You fight with the army you have. There are hundreds of millions of gas burning vehicles that are going to be on the road for years. Synthetic fuel allows you to transparently replace the source with a carbon neutral equivalent without any new hardware requirements. As you build out additional synthesis capacity, you can hit more markets.
Building an "army" of E-Gas synthesis capacity (and worse, an "army" of the 300+% increase in wind and solar to cover inefficiency) is harder than replacing that "army" of cars with EVs.
E-Gas greenwashes fossil fuel stranded assets, but it's not a serious attempt at an energy source.
I view classic cars as a "preservation" exercise, and the kind of thing where paying extra for synthetic gasoline is "worth it" for a historical demonstration.
That being said: For hobbyists who use a classic car as a base for something custom, I have no problem with whatever method of propulsion they use.
Because weight matters a lot in an airplane, and hydrocarbons are the densest form of fuel. Adding 20% to the weight of a car isn't really a big deal; adding that to a plane makes the entire enterprise fail.
If they can find a way to transform carbon-neutral electricity into a hydrocarbon, then they can keep airplanes going without having to burn fossil fuels. But it's hard to make that efficient enough to be economically viable.
> Adding 20% to the weight of a car isn't really a big deal
And typically the car can't go as far on a single charge as a tank of gas.
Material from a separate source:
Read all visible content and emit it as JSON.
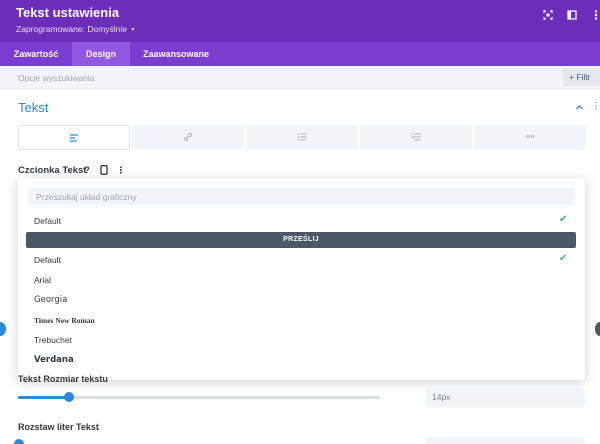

I can usually go about 200 miles on a typical charge in my (cough) "300" mile EVs, but my last gas car could go about 400 miles between visits to the gas station. (But I don't care because I just plug in when I get home.)
That being said, I once rented an Infiniti that could barely do 200 miles on a single tank of gas.
To get back to the point: Batteries are just too heavy for airplanes, so unless there is a major breakthrough, synthetic gasoline is currently the most promising way to make airplanes carbon neutral.
The difference in energy density is much more important.
The specific energy of gasoline is 46.4 MJ/kg, while that of a Samsung inr18650 Li-Ion cell is 958.1 kJ/kg. Even accounting for the much lower efficiency of a turbofan engine the difference is quite significant.